Negocios
IA en Colombia avanza hacia su convergencia con la computación cuántica
La madurez de la IA en Colombia impulsa una nueva discusión empresarial: su convergencia con la computación cuántica y su impacto estratégico.
Viernes, Marzo 20, 2026
La inteligencia artificial en Colombia dejó de ser una promesa para convertirse en una capacidad en despliegue. Con la adopción del CONPES 4144 de 2025, el país definió un marco para su desarrollo y gobernanza, marcando un punto de inflexión en la forma en que empresas y sector público abordan la analítica avanzada.
En este nuevo escenario, la conversación empieza a escalar hacia un siguiente nivel: la convergencia entre inteligencia artificial y computación cuántica, un tema que, según el análisis de SAS, comienza a posicionarse en la agenda estratégica de las organizaciones.
De la adopción a la madurez: el nuevo momento de la IA
La evolución reciente de la IA ha llevado a las organizaciones a un punto distinto: ya no se trata de experimentar, sino de operar.
La IA está pasando de pilotos a procesos críticos del negocio, especialmente con el avance de los sistemas de agentic AI, capaces de actuar, decidir y adaptarse de manera autónoma en entornos reales.
Este salto eleva la exigencia sobre la infraestructura tecnológica, los datos y la capacidad de cómputo, creando las condiciones para explorar tecnologías más avanzadas.
Computación cuántica: no reemplazo, sino complemento estratégico
Desde la perspectiva de SAS, la computación cuántica no debe entenderse como un reemplazo inmediato de la tecnología actual.
Se trata de un modelo emergente basado en principios como la superposición y el entrelazamiento, que permite abordar problemas altamente complejos al evaluar múltiples soluciones simultáneamente.
Sin embargo, su desarrollo aún se encuentra en una fase temprana (NISQ), lo que define un enfoque claro para las empresas:
el valor no está en migrar, sino en prepararse para un modelo híbrido, donde la computación clásica, la IA y, progresivamente, la cuántica, operan de forma complementaria.

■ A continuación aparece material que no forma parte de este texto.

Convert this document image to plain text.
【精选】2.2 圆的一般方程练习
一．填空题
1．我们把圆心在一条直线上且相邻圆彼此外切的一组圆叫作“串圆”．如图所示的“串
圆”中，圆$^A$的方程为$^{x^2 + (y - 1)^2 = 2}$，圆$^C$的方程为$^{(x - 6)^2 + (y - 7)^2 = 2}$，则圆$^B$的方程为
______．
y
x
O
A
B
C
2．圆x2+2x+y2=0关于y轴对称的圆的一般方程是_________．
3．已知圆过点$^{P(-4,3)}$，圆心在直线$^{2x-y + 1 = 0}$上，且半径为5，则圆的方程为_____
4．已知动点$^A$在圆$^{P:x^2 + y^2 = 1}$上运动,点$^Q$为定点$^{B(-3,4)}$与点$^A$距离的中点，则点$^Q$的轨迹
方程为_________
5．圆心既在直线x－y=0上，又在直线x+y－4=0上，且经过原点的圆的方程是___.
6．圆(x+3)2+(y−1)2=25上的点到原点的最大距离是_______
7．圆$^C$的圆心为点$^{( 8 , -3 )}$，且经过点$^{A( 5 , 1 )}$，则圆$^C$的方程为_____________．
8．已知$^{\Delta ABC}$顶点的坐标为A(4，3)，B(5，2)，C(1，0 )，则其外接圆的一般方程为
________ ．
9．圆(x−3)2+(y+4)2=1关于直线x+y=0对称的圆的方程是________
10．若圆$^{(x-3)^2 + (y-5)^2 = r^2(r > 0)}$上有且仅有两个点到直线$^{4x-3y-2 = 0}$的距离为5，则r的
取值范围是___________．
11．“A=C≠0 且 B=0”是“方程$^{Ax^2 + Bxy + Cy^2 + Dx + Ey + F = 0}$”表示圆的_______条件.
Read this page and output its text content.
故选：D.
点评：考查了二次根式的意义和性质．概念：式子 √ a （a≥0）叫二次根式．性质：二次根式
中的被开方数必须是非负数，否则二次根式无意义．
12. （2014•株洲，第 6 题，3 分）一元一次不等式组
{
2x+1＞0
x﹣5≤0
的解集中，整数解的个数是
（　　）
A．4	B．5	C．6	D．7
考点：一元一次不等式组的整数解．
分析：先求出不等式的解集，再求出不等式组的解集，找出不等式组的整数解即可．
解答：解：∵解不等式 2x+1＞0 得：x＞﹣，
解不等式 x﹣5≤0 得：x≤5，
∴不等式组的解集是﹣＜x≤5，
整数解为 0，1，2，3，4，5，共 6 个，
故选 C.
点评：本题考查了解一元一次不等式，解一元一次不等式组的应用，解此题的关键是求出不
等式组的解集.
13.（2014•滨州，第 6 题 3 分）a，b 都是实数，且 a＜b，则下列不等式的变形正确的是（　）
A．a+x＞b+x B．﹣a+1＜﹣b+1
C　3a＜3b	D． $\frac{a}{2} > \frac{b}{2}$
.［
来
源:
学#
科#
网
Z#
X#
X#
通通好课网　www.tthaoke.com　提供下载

Dónde empieza a generar valor la convergencia
El análisis de SAS identifica que los primeros casos de uso con sentido empresarial se concentran en escenarios donde los métodos tradicionales alcanzan sus límites:
Optimización compleja: logística, rutas y asignación de recursos
Modelado financiero: gestión de riesgo en entornos volátiles
Simulación avanzada: química, materiales y descubrimiento de fármacos
En estos contextos, la combinación de IA y capacidades cuánticas permite abordar problemas de alta complejidad computacional que hoy resultan costosos o inviables.
“Quantum architecture”: el verdadero habilitador
Más allá del hardware, SAS introduce un concepto clave para entender esta transición: la “quantum architecture”.
Este enfoque no se limita a la tecnología cuántica en sí misma, sino que incluye:
Software y aplicaciones
Integración con sistemas clásicos
Gobierno de datos
Talento especializado
El valor empresarial no vendrá de la tecnología aislada, sino de la capacidad de integrarla en el ecosistema operativo de las organizaciones.
Riesgos: entre la seguridad y el entusiasmo desmedido
La convergencia entre IA y computación cuántica también introduce desafíos que deben gestionarse desde ahora.
El más visible es la seguridad de la información, ya que la computación cuántica podría, en el futuro, comprometer los sistemas de cifrado actuales.
Pero SAS advierte un riesgo igual de relevante: la adopción desordenada impulsada por expectativas más que por estrategia.
La experiencia con la IA generativa deja una lección clara: la ventaja competitiva no está en adoptar primero, sino en adoptar con foco, gobierno y métricas claras de valor.
El reto para las empresas en Colombia
En un entorno donde la política pública ya reconoce la importancia de la IA, el desafío empresarial es avanzar con criterio.
Prepararse para esta convergencia implica fortalecer capacidades fundamentales:
Talento especializado
Calidad y gobernanza de datos
Capacidad de traducir analítica en decisiones
Más que una disrupción inmediata, el salto cuántico será una transición progresiva. Y en ese proceso, las organizaciones que alineen desde hoy su estrategia de IA con esta evolución estarán mejor posicionadas para capturar valor.